The first half of the course, after presenting the era of Great Reforms in a more or less narrative format, will take different social groups in turn, investigating the experiences and attitudes of each in the aftermath of the reforms and leading up to the revolutionary upheaval of 1905. Beginning with 1905, we will turn to a more chronological approach, using Orlando Figes's A People's Tragedy: The Russian Revolution 1891-1924 (excluding the last third of the book), to explore the complex chain of events leading to the breakdown of the tsarist system in February 1917 and the takeover by Vladimir Lenin and the Bolshevik Party in October 1917.
The syllabus will include a number of primary sources (memoirs, ethnographies, letters, literary works), secondary scholarly literature, and films set during the era.
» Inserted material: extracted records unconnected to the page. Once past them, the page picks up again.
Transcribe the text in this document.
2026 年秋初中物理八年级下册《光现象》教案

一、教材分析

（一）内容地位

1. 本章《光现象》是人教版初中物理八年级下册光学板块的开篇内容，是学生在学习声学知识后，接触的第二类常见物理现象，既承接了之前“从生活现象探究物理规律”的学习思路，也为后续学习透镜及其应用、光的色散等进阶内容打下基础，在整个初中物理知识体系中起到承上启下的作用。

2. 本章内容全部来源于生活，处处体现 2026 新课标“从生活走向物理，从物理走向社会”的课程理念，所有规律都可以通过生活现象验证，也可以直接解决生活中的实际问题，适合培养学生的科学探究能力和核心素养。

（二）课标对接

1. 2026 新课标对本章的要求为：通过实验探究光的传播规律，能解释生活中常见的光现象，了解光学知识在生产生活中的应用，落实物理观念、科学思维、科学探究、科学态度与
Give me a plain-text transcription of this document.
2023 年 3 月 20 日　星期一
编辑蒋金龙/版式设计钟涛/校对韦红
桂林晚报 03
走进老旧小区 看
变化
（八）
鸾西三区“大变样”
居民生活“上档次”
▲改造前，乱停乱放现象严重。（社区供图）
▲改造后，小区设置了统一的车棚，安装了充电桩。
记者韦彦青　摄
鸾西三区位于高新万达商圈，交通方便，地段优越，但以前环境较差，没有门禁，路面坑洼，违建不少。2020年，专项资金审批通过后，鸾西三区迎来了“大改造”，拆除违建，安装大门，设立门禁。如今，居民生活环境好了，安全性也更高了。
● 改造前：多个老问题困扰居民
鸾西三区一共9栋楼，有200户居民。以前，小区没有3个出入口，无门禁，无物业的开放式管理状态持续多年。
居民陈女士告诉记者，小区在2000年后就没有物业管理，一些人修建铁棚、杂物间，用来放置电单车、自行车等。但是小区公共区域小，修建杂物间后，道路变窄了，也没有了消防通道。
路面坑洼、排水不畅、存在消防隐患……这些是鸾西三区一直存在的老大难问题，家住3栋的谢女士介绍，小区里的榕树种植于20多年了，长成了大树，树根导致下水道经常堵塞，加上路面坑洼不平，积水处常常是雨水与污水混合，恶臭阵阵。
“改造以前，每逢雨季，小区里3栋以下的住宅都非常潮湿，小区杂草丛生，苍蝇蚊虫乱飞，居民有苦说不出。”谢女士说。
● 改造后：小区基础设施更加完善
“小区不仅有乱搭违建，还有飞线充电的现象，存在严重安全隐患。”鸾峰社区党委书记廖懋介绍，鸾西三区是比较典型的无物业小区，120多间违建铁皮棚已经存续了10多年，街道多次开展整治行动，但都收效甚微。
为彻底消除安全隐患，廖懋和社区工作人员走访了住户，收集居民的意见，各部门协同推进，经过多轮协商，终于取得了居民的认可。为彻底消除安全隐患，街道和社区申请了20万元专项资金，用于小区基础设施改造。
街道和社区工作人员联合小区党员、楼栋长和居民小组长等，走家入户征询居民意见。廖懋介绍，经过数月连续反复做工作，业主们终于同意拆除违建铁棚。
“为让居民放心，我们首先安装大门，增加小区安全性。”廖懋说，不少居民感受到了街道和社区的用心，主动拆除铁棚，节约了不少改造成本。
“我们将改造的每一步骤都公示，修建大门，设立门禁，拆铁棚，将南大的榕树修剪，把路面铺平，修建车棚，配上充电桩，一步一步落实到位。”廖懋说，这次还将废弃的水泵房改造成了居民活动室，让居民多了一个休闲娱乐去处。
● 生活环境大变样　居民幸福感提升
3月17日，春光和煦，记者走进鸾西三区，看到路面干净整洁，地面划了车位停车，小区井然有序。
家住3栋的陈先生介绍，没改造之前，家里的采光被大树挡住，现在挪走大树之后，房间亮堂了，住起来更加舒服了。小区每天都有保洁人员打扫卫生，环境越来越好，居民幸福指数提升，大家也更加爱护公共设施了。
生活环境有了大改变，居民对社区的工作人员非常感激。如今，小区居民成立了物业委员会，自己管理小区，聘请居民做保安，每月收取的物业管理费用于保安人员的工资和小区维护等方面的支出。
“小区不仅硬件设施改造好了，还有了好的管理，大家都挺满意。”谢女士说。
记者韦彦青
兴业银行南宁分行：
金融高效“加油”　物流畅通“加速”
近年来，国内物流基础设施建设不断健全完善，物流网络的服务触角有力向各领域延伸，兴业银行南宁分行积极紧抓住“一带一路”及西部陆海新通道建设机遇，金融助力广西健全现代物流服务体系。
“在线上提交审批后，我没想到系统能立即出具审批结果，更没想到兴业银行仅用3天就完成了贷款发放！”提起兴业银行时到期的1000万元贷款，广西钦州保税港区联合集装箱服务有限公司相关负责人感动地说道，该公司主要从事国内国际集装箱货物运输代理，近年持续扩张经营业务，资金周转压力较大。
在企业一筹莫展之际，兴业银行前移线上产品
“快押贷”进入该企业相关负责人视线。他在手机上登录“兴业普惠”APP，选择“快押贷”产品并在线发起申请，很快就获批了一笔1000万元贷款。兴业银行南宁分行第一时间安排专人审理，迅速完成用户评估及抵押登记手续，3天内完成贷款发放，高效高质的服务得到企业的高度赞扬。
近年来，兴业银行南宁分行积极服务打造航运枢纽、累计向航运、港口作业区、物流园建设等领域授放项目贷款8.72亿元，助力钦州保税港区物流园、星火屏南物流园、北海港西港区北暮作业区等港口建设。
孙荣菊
Classes will be a combination of lecture and discussion of readings. Graded work will include a take-home midterm, two short papers, and a comprehensive final exam. There is no prerequisite for the course, though a basic knowledge of European and/or Russian history is helpful.
This course is an exploration of Japan's imperial project from roughly 1890-1945. We will start by developing a critical theoretical vocabulary with which we will then focus on three recent and important books on Japanese imperialism in East Asia. At the end of the semester we will also look briefly at anti-imperial and decolonization movements as well as the status of the category of 'empire' for analyzing the postwar period.